Meine Großeltern sind 79 und 81 Jahre alt. Sie leben gemeinsam in einer betreuten Einrichtung und sind eher einfach gestrickt. Sie sind Stammleser des erfolgreichsten deutschen Boulevardblättchens und ich bin mir sicher, sie glauben auch meist was sie darin lesen. Mein Opa mag nichts, das nicht deutsch ist. Er hat deswegen zum Beispiel im Leben noch keine Pizza gegessen. Meine Oma benutzt leider immer noch das N-Wort, wenn sie von ihrer dunkelhäutigen Pflegerin spricht. Nicht in böser Absicht, aber sie tut es.

So gesehen kann man vielleicht verstehen warum ich ihnen jahrelang verschwiegen habe, dass ich den Islam als meinen Lebensweg gewählt habe. Zu groß war meine Angst, dass sie mich nicht mehr sehen wollen oder es unangenehme Kommentare hagelt. Immerhin war mein Opa ziemlich verärgert, dass in einer Stadt in unserer Nähe eine Islamistenschule aufgemacht hat. Sowas! Bei uns! (Er meinte damit eigentlich die Koranschule in der Moschee.) Wie würde er da reagieren, wenn seine Enkelin nun plötzlich mit Kopftuch daher kommt?

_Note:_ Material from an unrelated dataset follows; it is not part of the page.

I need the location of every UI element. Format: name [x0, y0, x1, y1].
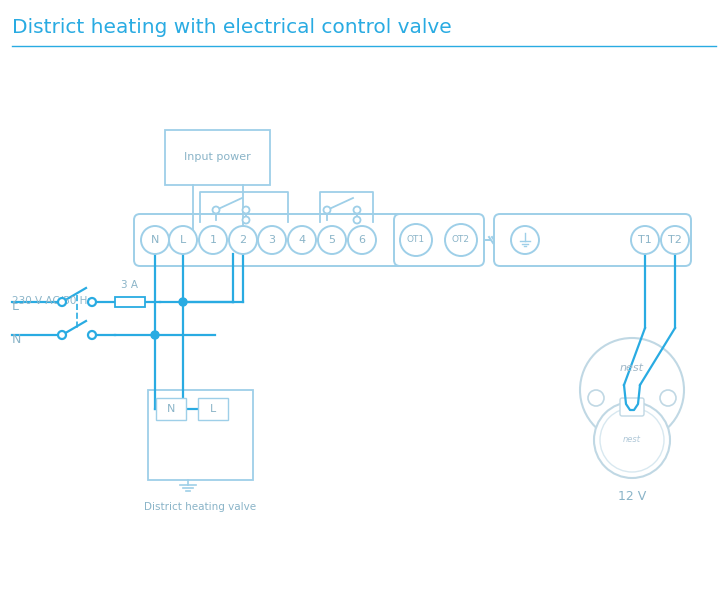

Aber eines Tages MUSSTE ich es tun. Es schien mir sinnlos mein Kopftuch abzunehmen, sobald ich zu Ihnen fuhr, um sie zu besuchen. Wenn Kopftuch, dann richtig. Überall und vor jedem. Und so kam der Tag und es geschah…nichts. Kein komischer Blick, keine Fragen. Alles wie immer. Ich war mir sicher: das nächste Mal, wenn der „erste Schock“ überwunden ist, bricht alles über mich herein. Und wieder: nichts!

Meine Oma rief mich eine Zeit lang immer am Samstagsmorgen an, während ich Islamunterricht für Kinder gab. Irgendwann sagte ich ihr, sie solle bitte immer mittags anrufen, da ich unterwegs war und Unterricht gab. „Ach so. Was für Unterricht?“ Ich stockte kurz. „Für Kinder, Oma.“ Ich hörte sie lächeln. „Ja, aber WAS unterrichtest du?“ Ich schluckte kurz. „Ich gebe Islamunterricht.“ „Na das hätte ich mir doch denken können. Blöde Frage.“, lachte sie und weiter ging es im Text. So einfach kann es sein.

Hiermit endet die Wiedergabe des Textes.